(Traduction de Jacques Mailhos)
J’entends souvent les mêmes arguments contre le polar, une
récurrence qui prend la forme d’un ju-jitsu littéraire : retourner les
forces de l’antagoniste contre lui et reprocher au polar sa tendance à aller à
l’essentiel, comme un coup au plexus. Pour filer la métaphore pugilistique, le
polar serait Foreman le pilonneur besogneux et la litté blanche serait Ali, l’élégant
virevoltant... Qui préfère Foreman à Ali, franchement ? D’ailleurs, Ali a
fini par l’emporter.
Et Crumley ?
James Crumley est l’écrivain de la digression. Du point A au
point B, il nous fait passer par une multitude de points, comme ces jeux auxquels
je jouais enfant, où la forme reliée par un trait hésitant revêtait une forme indiscernable
au début. Un exemple : le héros de Fausse piste aperçoit une femme depuis
son bureau. Elle est dans la rue. On sait déjà que c’est sa future cliente. Là où
Hammett (par exemple) l’aurait fait monter et engager la conversation, Crumley
imagine le vol à l’arraché d’un sac à main qui finit par provoquer un accident
de la route mortel. Un peu comme cette orange qui tombe de l’étal du marchand
et déclenche une cascade d’évènements incontrôlables.
Tout l’art de Crumley est là. Il est imprévisible cet homme.
Presque, on finit immanquablement dans un bar un moment ou l’autre.
La confrontation entre le détective et sa potentielle
cliente foire. Crumley est aussi l’auteur de la foirade, la débandade. Vous voyez
cette scène où le héros couillu aborde un témoin dans des toilettes publiques
vides ? Il bloque la poignée avec un mouchoir et descend l’imper du témoin
sur ses bras pour l’immobiliser et causer peinard. Chez Crumley, le mouchoir se
dénoue, l’imper craque en deux et les toilettes ne restent pas vides. La loose.
Crumley est toujours, toujours, du côté des abimés, des ratés.
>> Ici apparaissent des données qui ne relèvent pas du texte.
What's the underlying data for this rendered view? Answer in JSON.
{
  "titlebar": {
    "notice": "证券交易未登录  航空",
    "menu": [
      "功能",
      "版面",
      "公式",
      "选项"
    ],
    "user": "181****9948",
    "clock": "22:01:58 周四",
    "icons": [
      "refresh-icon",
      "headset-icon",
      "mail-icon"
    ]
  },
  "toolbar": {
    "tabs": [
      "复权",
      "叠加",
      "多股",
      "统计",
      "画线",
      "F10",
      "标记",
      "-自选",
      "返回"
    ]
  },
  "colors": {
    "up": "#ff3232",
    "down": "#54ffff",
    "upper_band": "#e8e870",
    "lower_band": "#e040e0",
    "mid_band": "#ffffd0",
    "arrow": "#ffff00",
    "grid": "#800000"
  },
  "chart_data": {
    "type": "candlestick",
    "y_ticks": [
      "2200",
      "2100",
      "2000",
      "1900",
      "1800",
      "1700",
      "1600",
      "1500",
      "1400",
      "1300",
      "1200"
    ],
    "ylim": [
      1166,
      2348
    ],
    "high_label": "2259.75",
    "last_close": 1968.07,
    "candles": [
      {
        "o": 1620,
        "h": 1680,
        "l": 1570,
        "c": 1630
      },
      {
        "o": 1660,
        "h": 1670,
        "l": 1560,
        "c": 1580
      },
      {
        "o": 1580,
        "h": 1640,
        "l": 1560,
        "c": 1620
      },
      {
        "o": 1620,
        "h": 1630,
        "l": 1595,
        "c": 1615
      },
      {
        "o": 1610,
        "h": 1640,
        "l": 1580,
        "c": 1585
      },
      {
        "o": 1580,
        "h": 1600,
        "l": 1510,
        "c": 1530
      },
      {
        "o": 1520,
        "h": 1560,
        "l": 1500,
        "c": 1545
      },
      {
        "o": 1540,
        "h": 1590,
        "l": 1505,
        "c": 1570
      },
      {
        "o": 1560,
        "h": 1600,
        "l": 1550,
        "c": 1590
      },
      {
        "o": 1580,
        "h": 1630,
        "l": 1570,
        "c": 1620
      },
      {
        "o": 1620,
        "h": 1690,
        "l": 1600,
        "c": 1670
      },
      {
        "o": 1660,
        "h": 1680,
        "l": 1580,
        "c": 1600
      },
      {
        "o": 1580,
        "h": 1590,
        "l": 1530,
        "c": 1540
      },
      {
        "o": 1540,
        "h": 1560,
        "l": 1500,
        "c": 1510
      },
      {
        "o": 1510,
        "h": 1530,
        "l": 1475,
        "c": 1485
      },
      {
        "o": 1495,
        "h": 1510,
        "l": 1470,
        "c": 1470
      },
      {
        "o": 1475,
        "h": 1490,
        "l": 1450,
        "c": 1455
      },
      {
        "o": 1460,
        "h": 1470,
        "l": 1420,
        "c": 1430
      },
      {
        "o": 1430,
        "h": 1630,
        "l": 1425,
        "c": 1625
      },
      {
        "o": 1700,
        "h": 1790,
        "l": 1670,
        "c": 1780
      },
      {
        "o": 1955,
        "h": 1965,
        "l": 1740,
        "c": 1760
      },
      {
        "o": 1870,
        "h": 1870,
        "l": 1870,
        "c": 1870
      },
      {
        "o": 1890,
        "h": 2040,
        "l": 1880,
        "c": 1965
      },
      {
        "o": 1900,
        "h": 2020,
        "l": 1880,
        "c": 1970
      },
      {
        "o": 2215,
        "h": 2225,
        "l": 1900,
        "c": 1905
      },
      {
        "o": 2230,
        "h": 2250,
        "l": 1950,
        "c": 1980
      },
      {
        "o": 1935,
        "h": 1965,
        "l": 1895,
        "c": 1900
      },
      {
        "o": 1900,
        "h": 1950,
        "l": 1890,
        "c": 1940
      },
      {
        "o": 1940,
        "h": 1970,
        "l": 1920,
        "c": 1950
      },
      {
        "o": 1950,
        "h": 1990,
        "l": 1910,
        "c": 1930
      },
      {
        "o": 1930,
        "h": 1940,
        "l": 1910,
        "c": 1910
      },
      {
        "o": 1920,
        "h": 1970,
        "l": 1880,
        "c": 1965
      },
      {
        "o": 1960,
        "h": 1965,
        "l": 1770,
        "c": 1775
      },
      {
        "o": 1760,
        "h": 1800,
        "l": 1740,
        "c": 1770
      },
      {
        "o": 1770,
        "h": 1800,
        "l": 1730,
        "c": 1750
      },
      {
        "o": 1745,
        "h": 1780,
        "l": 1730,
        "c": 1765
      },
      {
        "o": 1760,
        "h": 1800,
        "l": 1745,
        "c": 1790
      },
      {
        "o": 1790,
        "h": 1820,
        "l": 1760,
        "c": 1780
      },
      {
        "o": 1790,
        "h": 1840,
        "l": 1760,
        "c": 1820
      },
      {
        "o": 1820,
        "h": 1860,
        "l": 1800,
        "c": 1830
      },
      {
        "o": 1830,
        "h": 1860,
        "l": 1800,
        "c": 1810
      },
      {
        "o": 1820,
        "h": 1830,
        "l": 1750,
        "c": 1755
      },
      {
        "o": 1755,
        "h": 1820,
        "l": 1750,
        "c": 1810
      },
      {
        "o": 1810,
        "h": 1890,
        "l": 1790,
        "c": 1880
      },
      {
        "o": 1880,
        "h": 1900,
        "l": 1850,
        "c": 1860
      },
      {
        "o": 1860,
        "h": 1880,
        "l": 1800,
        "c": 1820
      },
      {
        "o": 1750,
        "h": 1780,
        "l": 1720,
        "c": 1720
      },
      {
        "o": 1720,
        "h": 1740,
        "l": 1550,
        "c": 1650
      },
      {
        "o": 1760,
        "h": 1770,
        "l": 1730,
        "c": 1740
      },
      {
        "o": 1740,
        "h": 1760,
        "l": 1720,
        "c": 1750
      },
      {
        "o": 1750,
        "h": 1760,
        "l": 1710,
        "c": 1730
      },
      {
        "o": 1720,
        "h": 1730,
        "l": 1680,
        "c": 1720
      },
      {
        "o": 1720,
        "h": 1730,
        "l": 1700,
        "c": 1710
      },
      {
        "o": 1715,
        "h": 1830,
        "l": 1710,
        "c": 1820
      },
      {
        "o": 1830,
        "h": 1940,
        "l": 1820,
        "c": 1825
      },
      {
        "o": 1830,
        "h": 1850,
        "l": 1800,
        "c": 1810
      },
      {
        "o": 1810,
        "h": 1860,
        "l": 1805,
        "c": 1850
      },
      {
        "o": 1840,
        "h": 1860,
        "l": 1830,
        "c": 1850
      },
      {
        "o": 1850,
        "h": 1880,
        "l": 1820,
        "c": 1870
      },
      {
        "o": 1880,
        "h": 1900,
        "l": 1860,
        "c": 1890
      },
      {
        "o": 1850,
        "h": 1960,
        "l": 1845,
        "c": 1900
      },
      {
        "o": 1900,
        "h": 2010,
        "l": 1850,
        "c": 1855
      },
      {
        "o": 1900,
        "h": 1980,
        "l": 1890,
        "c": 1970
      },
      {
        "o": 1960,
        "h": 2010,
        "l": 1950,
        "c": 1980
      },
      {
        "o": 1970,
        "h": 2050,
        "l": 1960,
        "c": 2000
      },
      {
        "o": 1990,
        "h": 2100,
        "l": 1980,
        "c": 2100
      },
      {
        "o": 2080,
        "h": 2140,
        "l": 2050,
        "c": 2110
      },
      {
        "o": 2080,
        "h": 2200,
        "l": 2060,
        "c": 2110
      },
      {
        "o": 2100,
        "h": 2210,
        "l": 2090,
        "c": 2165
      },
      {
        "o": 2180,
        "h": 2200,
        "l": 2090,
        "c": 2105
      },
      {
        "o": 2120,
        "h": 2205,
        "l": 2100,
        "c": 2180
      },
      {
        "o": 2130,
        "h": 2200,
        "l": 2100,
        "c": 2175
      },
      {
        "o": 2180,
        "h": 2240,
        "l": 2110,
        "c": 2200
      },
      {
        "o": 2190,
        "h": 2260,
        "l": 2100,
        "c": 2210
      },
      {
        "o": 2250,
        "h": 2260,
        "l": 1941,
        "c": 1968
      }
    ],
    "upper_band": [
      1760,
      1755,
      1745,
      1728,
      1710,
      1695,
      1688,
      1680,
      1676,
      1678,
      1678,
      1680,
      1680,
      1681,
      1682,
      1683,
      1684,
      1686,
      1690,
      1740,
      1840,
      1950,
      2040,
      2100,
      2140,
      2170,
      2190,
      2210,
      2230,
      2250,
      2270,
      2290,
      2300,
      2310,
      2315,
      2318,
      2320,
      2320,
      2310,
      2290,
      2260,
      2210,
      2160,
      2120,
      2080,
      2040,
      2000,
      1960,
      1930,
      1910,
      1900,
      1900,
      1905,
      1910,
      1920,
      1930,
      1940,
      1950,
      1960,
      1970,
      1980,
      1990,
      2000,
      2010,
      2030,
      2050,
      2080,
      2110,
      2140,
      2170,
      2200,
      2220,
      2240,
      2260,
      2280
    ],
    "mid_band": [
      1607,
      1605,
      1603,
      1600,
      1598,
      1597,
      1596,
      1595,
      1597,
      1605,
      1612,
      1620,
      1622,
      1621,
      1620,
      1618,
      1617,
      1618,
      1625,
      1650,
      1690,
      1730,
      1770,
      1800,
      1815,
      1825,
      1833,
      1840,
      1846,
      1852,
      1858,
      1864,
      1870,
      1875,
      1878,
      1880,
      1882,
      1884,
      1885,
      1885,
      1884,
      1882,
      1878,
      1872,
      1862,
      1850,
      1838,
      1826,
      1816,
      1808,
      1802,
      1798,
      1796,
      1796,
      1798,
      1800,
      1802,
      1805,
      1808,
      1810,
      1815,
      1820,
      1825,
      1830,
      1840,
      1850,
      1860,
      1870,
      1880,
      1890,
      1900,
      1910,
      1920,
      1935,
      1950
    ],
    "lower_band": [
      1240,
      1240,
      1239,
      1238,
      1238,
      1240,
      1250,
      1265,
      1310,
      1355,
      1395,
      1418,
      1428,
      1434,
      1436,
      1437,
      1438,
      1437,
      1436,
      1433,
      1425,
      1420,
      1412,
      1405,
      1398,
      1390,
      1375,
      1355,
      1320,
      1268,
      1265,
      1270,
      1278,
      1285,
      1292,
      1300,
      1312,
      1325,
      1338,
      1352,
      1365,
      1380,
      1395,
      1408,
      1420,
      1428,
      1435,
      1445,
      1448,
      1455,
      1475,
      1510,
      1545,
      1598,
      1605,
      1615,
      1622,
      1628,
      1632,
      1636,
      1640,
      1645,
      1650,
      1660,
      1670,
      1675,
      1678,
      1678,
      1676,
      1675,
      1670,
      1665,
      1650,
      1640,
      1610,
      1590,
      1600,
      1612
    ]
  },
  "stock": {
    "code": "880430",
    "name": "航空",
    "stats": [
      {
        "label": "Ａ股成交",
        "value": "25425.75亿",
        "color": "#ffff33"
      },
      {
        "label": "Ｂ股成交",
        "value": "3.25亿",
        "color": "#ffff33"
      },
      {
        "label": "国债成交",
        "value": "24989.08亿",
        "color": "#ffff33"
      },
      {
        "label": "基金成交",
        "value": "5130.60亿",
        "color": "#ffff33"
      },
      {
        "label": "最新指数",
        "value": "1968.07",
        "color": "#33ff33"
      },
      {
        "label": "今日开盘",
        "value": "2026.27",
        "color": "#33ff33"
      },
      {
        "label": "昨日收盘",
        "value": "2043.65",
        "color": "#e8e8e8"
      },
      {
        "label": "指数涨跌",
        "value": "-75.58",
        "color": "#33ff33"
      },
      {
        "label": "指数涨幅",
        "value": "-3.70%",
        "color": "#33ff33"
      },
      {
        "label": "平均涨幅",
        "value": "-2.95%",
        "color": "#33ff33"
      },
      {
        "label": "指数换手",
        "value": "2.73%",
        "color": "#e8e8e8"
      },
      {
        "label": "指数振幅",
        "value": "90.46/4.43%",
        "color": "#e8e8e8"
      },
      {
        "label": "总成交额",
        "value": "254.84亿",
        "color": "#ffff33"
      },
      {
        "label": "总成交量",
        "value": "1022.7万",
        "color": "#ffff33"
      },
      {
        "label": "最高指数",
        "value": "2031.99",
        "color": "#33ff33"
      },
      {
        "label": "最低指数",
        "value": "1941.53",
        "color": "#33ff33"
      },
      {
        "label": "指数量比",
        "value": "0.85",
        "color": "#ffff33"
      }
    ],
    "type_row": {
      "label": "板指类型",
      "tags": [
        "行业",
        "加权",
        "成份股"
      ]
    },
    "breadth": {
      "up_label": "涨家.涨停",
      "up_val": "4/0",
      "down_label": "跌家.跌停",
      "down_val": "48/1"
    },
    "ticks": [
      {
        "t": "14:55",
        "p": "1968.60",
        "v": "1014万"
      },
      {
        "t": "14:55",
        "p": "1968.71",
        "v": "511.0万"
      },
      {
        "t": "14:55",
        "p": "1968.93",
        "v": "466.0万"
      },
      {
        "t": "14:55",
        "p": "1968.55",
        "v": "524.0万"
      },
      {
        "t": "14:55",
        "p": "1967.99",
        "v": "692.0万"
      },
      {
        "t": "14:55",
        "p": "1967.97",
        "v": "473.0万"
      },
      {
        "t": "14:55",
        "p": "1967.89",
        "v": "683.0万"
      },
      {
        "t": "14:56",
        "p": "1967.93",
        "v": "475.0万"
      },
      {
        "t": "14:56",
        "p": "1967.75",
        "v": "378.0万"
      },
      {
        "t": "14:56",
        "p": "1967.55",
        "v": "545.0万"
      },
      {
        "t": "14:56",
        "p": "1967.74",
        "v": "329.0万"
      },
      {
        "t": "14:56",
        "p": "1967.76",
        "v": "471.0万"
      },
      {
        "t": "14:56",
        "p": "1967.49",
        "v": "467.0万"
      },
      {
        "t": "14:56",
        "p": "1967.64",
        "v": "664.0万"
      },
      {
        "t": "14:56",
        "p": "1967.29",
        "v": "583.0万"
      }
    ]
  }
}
Peu importe, finalement, la résolution que Milo, le narrateur de Fausse piste, va découvrir presque par hasard. Le chemin, sinueux, zigzagant, est d’une imparable vérité humaine. Toujours porté sur la bouteille et par un style flamboyant, Crumley est comme un dribbleur argentin qui faisait parfois le geste de trop mais dont on se rappelle l’étincelle.